The familiarity McCaleb had put in his voice had apparently worked. He remembered Rufus and had never been much impressed with his intelligence. This was reflected in the poor upkeep of the federal fleet.
“I found a gas card on the floor up here and it’s supposed to be in somebody’s car down there. Who’s got card eighty-one? Can you look it up?”
“Uh… etty-one?”
“Yes, Roof, eight-one.”
There was a spell of silence while the garage man apparently looked through a log.
“Well, that’s Misser Spence. He got that one.”
McCaleb didn’t respond. Gilbert Spencer was the second-highest-ranking agent in Los Angeles. Rank notwithstanding, McCaleb had never thought much of him as an investigative team leader. But the fact that he was meeting with Jaye Winston and her captain and who knew who else at the Star Center came as a shock. He began to get a better idea why he had been kicked off the case.
“ ’Lo?”
“Uh, yeah, Rufus, thanks a lot. That was eighty-one, right?”
“Yuh. Tha’s Agent Spence cah.”
“Okay, I’ll get him the card.”
“I don’t know. I see his car ain’ here right now.”
“Okay, don’t worry about it. Thanks, Roof.”
McCaleb hung up the phone and immediately picked it up again. Using his calling card number, he called Vernon Carruthers in Washington. It was just about lunchtime there and he hoped he had not missed him.
“This is Vernon.”
McCaleb blew out a sigh.
“It’s Terry.”
“Man, where the hell you been? I tried to give you a damn heads-up on Saturday and you wait two days to call me back.”
“I know, I know. I fucked up. But I hear you got something.”
“Damn tootin’.”
“What, Vernon, what?”
“I gotta be careful. I get the feeling there’s a need-to-know list on this and your name’s-”

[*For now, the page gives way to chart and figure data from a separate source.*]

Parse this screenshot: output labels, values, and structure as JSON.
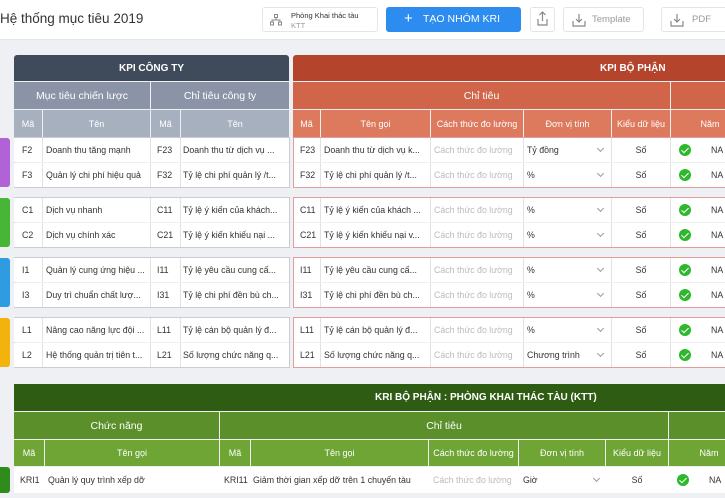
{
  "topbar": {
    "title": "Hệ thống mục tiêu 2019",
    "unit_line1": "Phòng Khai thác tàu",
    "unit_line2": "KTT",
    "add_label": "TẠO NHÓM KRI",
    "template_label": "Template",
    "pdf_label": "PDF",
    "accent": "#2d8cf0"
  },
  "kpi_company": {
    "title": "KPI CÔNG TY",
    "col_strategy": "Mục tiêu chiến lược",
    "col_company": "Chỉ tiêu công ty",
    "h_ma": "Mã",
    "h_ten": "Tên",
    "h_ma2": "Mã",
    "h_ten2": "Tên",
    "color": "#3f4b5b"
  },
  "kpi_dept": {
    "title": "KPI BỘ PHẬN",
    "col_chitieu": "Chỉ tiêu",
    "h_ma": "Mã",
    "h_tengoi": "Tên gọi",
    "h_cachthuc": "Cách thức đo lường",
    "h_donvi": "Đơn vị tính",
    "h_kieu": "Kiểu dữ liệu",
    "h_nam": "Năm",
    "color": "#b5442c"
  },
  "rows": [
    {
      "group": 0,
      "m": "F2",
      "t": "Doanh thu tăng mạnh",
      "cm": "F23",
      "ct": "Doanh thu từ dịch vụ ...",
      "dm": "F23",
      "dt": "Doanh thu từ dịch vụ k...",
      "way": "Cách thức đo lường",
      "unit": "Tỷ đồng",
      "type": "Số",
      "year": "NA"
    },
    {
      "group": 0,
      "m": "F3",
      "t": "Quản lý chi phí hiệu quả",
      "cm": "F32",
      "ct": "Tỷ lệ chi phí quản lý /t...",
      "dm": "F32",
      "dt": "Tỷ lệ chi phí quản lý /t...",
      "way": "Cách thức đo lường",
      "unit": "%",
      "type": "Số",
      "year": "NA"
    },
    {
      "group": 1,
      "m": "C1",
      "t": "Dịch vụ nhanh",
      "cm": "C11",
      "ct": "Tỷ lệ ý kiến của khách...",
      "dm": "C11",
      "dt": "Tỷ lệ ý kiến của khách ...",
      "way": "Cách thức đo lường",
      "unit": "%",
      "type": "Số",
      "year": "NA"
    },
    {
      "group": 1,
      "m": "C2",
      "t": "Dịch vụ chính xác",
      "cm": "C21",
      "ct": "Tỷ lệ ý kiến khiếu nại ...",
      "dm": "C21",
      "dt": "Tỷ lệ ý kiến khiếu nại v...",
      "way": "Cách thức đo lường",
      "unit": "%",
      "type": "Số",
      "year": "NA"
    },
    {
      "group": 2,
      "m": "I1",
      "t": "Quản lý cung ứng hiệu ...",
      "cm": "I11",
      "ct": "Tỷ lệ yêu cầu cung cấ...",
      "dm": "I11",
      "dt": "Tỷ lệ yêu cầu cung cấ...",
      "way": "Cách thức đo lường",
      "unit": "%",
      "type": "Số",
      "year": "NA"
    },
    {
      "group": 2,
      "m": "I3",
      "t": "Duy trì chuẩn chất lượ...",
      "cm": "I31",
      "ct": "Tỷ lệ chi phí đền bù ch...",
      "dm": "I31",
      "dt": "Tỷ lệ chi phí đền bù ch...",
      "way": "Cách thức đo lường",
      "unit": "%",
      "type": "Số",
      "year": "NA"
    },
    {
      "group": 3,
      "m": "L1",
      "t": "Nâng cao năng lực đội ...",
      "cm": "L11",
      "ct": "Tỷ lệ cán bộ quản lý đ...",
      "dm": "L11",
      "dt": "Tỷ lệ cán bộ quản lý đ...",
      "way": "Cách thức đo lường",
      "unit": "%",
      "type": "Số",
      "year": "NA"
    },
    {
      "group": 3,
      "m": "L2",
      "t": "Hệ thống quản trị tiên t...",
      "cm": "L21",
      "ct": "Số lượng chức năng q...",
      "dm": "L21",
      "dt": "Số lượng chức năng q...",
      "way": "Cách thức đo lường",
      "unit": "Chương trình",
      "type": "Số",
      "year": "NA"
    }
  ],
  "group_colors": [
    "#b062d6",
    "#47b535",
    "#2f9be0",
    "#f2b30c"
  ],
  "kri": {
    "title": "KRI BỘ PHẬN : PHÒNG KHAI THÁC TÀU (KTT)",
    "col_chucnang": "Chức năng",
    "col_chitieu": "Chỉ tiêu",
    "h_ma": "Mã",
    "h_tengoi": "Tên gọi",
    "h_ma2": "Mã",
    "h_tengoi2": "Tên gọi",
    "h_cachthuc": "Cách thức đo lường",
    "h_donvi": "Đơn vị tính",
    "h_kieu": "Kiểu dữ liệu",
    "h_nam": "Năm",
    "color_dark": "#2e5c13",
    "color_mid": "#5a8f2a",
    "row": {
      "m": "KRI1",
      "t": "Quản lý quy trình xếp dỡ",
      "cm": "KRI11",
      "ct": "Giảm thời gian xếp dỡ trên 1 chuyến tàu",
      "way": "Cách thức đo lường",
      "unit": "Giờ",
      "type": "Số",
      "year": "NA"
    }
  }
}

“-not on it. Yeah, I know. I already found that out. But this is my car, Vernon, and nobody’s going to drive away without me. So you’re going to tell me, what did you find that would bring the assistant special agent in charge of the Los Angeles field office out of his little room and into the field, probably for the first time this year?”

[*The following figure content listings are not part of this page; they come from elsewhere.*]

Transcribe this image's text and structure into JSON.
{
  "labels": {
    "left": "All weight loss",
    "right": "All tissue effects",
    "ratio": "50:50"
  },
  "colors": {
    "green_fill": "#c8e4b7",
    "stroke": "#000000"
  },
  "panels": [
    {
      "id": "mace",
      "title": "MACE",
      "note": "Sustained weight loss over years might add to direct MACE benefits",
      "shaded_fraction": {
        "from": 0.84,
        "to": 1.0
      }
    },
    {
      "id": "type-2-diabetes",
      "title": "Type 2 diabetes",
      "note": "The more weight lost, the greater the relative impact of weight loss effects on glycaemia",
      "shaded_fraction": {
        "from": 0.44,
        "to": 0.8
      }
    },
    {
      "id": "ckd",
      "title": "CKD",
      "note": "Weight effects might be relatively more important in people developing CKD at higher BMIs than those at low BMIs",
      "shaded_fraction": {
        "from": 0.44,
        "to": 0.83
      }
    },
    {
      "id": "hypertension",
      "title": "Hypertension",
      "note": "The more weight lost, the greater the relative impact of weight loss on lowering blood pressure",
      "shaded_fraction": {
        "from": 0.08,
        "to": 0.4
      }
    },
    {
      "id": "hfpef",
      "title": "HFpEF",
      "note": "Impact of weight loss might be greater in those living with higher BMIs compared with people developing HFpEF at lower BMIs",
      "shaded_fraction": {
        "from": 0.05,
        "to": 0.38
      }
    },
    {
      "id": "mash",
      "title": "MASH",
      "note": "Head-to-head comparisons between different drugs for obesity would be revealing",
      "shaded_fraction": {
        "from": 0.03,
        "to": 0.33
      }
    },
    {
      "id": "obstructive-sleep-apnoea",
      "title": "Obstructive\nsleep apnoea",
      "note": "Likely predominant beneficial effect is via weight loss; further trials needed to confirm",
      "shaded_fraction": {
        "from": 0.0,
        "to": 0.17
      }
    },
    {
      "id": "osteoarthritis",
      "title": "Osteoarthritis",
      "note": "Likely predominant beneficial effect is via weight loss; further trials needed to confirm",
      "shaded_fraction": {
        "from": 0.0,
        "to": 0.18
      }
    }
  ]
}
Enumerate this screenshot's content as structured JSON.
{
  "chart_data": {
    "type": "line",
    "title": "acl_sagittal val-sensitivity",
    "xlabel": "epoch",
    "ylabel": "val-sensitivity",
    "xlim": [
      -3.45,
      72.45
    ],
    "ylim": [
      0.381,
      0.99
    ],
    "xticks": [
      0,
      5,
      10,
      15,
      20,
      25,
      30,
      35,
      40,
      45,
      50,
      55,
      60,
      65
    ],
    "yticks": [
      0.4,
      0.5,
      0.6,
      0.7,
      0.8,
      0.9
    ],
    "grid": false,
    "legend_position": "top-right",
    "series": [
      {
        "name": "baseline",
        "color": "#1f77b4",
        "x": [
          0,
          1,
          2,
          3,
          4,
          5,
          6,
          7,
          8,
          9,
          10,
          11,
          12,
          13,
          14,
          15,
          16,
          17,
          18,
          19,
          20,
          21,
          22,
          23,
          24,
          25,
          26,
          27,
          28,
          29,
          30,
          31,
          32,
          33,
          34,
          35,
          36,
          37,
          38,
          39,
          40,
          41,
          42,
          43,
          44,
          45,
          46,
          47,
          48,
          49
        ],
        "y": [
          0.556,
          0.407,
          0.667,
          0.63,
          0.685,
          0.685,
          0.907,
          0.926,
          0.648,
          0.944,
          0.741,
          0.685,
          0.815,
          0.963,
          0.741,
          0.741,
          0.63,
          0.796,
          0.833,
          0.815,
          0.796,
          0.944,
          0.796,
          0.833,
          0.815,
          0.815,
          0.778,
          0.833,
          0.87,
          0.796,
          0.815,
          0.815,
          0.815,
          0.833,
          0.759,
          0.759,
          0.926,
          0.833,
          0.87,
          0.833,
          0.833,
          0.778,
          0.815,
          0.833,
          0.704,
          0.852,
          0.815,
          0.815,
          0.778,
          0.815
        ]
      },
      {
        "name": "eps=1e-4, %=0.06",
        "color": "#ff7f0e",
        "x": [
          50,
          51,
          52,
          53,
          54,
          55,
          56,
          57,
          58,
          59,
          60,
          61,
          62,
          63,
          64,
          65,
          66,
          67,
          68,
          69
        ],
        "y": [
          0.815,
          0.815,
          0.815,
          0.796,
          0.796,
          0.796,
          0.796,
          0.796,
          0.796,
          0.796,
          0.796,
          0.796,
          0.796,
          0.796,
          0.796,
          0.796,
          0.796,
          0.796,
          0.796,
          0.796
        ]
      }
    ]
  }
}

“ ’Course I’m going to tell you. I got my twenty-five in. What are they going to do to me? Kick me out and then have to pay me double-time witness fees to testify in all the cases I got lined up?”
“So give it to me then.”
“Well, you really stuck your dick in it this time. I lasered the slug this Winston gal sent me and got an eighty-three percent match on a good-sized frag they dug out of the head of one Donald Kenyon back in November. That’s why you got the A-SAC’s nuts in an uproar out there.”
McCaleb whistled.
“Damn, not in my ear, man,” Carruthers protested.
“Sorry. Was it a Federal FMJ-the one from Kenyon?”
“No, actually, it was a frangible. A Devastator. You know what that is?”
“That’s what Reagan got nailed with at the Hilton, right?”
“Right. Little charge in the tip. Bullet is supposed to fragment. But it didn’t with Ronnie. He got lucky. Kenyon wasn’t lucky.”
McCaleb tried to think about what this might mean. The same gun, the HK P7, had been used in the three murders, Kenyon, Cordell and Torres. But between Kenyon and Cordell the ammunition had changed from a frangible to a hardball. Why?